Reaching the $1.2b. figure will be dependent on the achievement of certain development and marketing milestones. Half of the initial $35 million payment was paid through the purchase of some 3 million Epix shares by Glaxo.
"This is the biggest deal in the history of Israeli biotech," Oren Becker, chief scientific officer at Epix, told The Jerusalem Post. "Not only in its monetary value, the deal gives us access to markets in which Glaxo is strong and allows us to continue as an independent entity."
Under the agreement, Epix will be responsible for the discovery and development of small molecule drug candidates targeting four GPCRs (G-protein coupled receptors), including its PRX-03140 for the treatment of Alzheimer's disease, through to clinical proof of concept. Glaxo will then have an exclusive option to license each product for further development and its global commercialization.
While the company would not give a timetable for its development forecasts, analysts were skeptical whether such high milestone potentials would be reached.
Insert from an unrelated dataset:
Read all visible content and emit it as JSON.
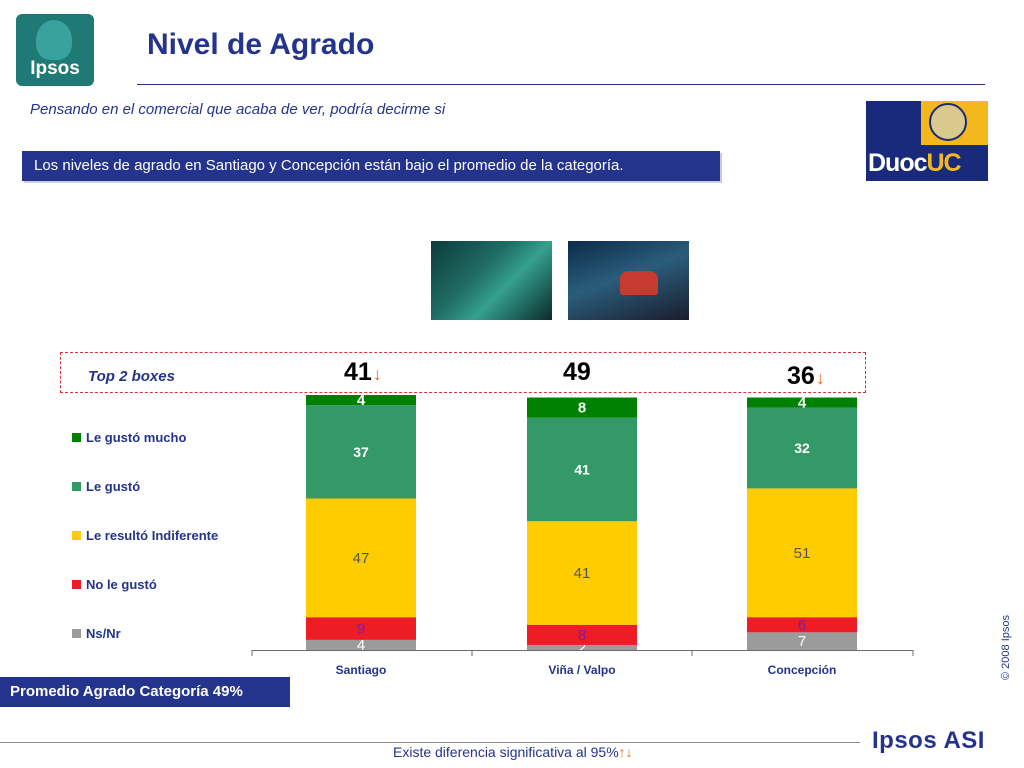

"One can only go on the shareholder stake as being a gauge of the deal size and it looks to me that the price is par for the course for companies in early stage projects," said Nick Turner, an analyst at London-based Mirabau Securities. "The real changes in valuation would have to come from clinical data from the programs and who can say what will happen, but the balance of probabilities is that the $1.2b. is a fictitious number which might get triggered but is very unlikely."
"Partnering with a blue-chip company like Glaxo helps attract investors and certainly lifts Epix to the next tier of the analyst watch-list," he added, saying that the $35m. would enable the company to push forward in development projects that aren't partnered.
Epix and Glaxo will choose the remaining three projects to include in the program along with Epix's PRX-03140 for the treatment of Alzheimer's which is currently in phase-2 development. Epix has five internally discovered therapeutic and imaging drug candidates currently in clinical trials targeting conditions such as depression, Alzheimer's, cardiovascular disease and obesity.
Becker stressed that all the technological ability and research for the projects will be done at Epix's Ramat Gan facility.
The deal comes just three months after the merger between Epix, headquartered at the time in Massachusetts and Predix Pharmaceuticals Holdings, which Becker had established based on technology developed at Tel Aviv University .
The combined company employs 100 people, 25 of whom are in Israel.
Epix signed similar partnership agreements with other companies and Chen Schor, Epix's chief business officer told the Post it would continue the strategy in the future, dismissing claims that the company may be a potential acquisition target.
"Our goal from the start of Predix has been to grow into a real bio pharmaceutical company," Schor said. "One of the attractive things about this agreement is that we have other projects that we will continue independently."
Epix also said Tuesday it expects to end 2006 with more than $100m. in cash and marketable securities, sufficient to fund operations through 2008.